My recent spark streaming project accepts streaming data from various IOT devices and streaming application is used for data enrichment and create analytical outcomes. Our Spark streaming infrastructure comprises the below components.
- Apache spark 1.6.1 – for spark stream processing
- Kafka broker – to queue the data from various IOT devices
- Python – my language of choice
Even though with limited experience in Linux and open source, I was able to install required components (Explained through an earlier post) and able to start my development. It took its own time to develop the use cases completely. But the real struggle begins when started thinking about productionizing the streaming application. I was really stumbled by some basic productionization issues. Like below
How to really install spark in a production system?

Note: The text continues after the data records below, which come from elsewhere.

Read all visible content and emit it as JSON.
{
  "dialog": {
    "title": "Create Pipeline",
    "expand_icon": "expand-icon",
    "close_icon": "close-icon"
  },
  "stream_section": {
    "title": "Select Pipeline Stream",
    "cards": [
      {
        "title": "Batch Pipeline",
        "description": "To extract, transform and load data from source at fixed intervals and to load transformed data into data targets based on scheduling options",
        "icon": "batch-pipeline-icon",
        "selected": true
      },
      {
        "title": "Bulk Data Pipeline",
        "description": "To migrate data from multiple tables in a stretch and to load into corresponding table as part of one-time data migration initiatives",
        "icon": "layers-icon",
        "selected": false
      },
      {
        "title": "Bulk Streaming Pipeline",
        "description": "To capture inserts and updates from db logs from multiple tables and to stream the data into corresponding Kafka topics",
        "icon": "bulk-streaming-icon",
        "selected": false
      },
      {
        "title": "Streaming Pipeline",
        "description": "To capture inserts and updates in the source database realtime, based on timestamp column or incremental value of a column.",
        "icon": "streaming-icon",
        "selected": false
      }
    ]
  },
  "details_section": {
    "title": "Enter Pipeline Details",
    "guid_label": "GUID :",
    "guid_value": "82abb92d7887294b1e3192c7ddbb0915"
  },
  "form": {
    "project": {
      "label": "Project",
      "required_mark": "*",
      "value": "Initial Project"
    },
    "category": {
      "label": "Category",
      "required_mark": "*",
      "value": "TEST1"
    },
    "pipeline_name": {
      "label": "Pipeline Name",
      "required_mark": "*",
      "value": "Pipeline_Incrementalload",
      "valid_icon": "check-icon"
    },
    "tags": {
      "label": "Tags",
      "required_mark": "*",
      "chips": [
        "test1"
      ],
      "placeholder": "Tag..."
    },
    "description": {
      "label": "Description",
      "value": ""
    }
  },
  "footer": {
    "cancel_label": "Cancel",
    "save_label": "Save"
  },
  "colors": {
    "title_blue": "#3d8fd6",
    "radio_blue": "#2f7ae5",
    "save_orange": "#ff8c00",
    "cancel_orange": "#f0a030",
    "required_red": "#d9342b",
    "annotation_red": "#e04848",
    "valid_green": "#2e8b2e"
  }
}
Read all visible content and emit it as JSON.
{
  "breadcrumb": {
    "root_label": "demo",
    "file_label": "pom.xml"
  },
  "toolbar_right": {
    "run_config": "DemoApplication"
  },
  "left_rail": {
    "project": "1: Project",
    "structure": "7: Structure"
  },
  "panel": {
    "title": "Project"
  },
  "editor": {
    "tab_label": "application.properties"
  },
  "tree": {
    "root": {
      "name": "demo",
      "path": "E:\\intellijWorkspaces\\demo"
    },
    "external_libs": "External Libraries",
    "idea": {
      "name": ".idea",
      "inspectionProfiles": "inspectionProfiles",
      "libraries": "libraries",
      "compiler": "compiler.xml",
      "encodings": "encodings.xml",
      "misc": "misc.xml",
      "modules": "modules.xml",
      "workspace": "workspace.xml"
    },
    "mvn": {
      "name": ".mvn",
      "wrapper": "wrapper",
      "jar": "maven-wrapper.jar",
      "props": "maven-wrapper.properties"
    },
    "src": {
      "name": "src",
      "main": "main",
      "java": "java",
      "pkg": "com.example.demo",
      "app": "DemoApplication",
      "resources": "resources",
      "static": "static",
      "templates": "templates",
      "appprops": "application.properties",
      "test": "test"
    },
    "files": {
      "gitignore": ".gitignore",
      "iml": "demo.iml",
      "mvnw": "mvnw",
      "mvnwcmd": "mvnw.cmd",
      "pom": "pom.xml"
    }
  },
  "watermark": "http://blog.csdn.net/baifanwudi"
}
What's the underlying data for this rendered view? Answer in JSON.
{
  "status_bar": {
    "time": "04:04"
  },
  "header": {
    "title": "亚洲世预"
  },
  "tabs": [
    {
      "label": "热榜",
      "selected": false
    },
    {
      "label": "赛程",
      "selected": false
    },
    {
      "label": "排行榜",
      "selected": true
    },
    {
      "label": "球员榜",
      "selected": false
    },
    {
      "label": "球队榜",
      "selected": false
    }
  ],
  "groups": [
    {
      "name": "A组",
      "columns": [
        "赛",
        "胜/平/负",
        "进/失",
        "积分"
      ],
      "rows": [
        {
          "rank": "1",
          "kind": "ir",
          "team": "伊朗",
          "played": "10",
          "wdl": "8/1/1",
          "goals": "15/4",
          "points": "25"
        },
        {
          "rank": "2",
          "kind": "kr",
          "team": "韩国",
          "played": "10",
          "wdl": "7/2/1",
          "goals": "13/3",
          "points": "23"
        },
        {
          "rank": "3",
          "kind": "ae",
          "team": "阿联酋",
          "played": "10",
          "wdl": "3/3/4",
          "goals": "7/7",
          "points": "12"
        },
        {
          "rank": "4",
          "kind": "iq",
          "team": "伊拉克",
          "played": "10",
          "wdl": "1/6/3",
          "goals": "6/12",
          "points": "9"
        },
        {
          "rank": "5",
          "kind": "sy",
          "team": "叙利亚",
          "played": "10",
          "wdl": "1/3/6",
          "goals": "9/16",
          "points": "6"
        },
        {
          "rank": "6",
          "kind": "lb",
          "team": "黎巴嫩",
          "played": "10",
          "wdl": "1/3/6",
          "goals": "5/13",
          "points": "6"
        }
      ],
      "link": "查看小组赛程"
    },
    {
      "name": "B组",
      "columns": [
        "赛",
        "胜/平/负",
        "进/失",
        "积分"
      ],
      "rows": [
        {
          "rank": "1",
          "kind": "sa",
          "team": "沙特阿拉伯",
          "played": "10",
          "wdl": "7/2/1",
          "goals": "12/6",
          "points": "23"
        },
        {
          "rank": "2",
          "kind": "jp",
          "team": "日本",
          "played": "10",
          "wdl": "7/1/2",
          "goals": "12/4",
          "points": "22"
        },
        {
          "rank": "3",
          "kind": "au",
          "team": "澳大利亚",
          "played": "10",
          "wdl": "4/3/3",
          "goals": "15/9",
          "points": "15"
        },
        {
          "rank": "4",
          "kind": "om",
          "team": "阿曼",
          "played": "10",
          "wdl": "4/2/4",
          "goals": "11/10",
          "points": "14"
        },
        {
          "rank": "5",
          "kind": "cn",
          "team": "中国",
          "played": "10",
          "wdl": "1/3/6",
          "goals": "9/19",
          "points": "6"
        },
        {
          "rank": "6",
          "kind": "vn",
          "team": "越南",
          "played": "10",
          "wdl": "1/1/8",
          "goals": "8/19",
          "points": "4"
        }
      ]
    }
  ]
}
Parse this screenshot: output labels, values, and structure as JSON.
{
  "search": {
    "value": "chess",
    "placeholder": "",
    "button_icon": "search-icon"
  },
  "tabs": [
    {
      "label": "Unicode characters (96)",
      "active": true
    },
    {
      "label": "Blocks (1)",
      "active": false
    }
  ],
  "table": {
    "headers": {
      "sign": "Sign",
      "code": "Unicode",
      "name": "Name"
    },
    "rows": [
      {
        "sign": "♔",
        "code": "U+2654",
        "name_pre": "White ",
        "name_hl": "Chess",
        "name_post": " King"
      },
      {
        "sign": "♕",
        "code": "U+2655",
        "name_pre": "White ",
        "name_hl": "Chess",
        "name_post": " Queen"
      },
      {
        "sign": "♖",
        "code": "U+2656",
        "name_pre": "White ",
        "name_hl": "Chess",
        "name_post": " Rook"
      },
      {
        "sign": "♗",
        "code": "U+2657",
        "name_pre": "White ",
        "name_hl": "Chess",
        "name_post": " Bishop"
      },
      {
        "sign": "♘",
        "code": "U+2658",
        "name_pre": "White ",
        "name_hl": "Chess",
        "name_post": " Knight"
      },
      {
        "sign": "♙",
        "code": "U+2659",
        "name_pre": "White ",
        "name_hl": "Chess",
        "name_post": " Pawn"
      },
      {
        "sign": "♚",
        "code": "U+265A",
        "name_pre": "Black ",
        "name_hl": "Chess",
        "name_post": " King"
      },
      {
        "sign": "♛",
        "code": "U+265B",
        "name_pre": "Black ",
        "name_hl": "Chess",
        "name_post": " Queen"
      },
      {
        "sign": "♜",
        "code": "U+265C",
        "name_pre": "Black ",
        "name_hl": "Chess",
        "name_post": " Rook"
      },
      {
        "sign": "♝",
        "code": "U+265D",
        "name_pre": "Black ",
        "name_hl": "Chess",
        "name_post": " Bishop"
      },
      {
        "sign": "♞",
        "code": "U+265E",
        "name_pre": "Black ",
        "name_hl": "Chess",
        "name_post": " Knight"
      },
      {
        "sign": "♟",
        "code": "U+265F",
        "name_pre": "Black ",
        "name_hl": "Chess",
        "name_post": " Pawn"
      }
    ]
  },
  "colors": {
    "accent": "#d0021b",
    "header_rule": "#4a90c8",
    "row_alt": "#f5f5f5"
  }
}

- What kind of clustering I need to use? Stand-alone / Mesos / Yarn
- How to automatically start / stop spark & Kafka?
- How to get notification if one of these necessary service fails?
- How to submit spark job to spark cluster?
- How to achieve zero data loss if one of the service (spark / Kafka / zookeeper) fails?
- How to test my production infra and do a load test?
Through the next series of posts, will share solutions for each of the above items which we were able to come up with.. Hope you will get some useful information along the way.
A word of caution: – Please note, this post is to share my experience (and googling) and the approach taken for our project. Better, standard approaches are available and hope someone can suggest better methods so that it can be incorporated in our project as well.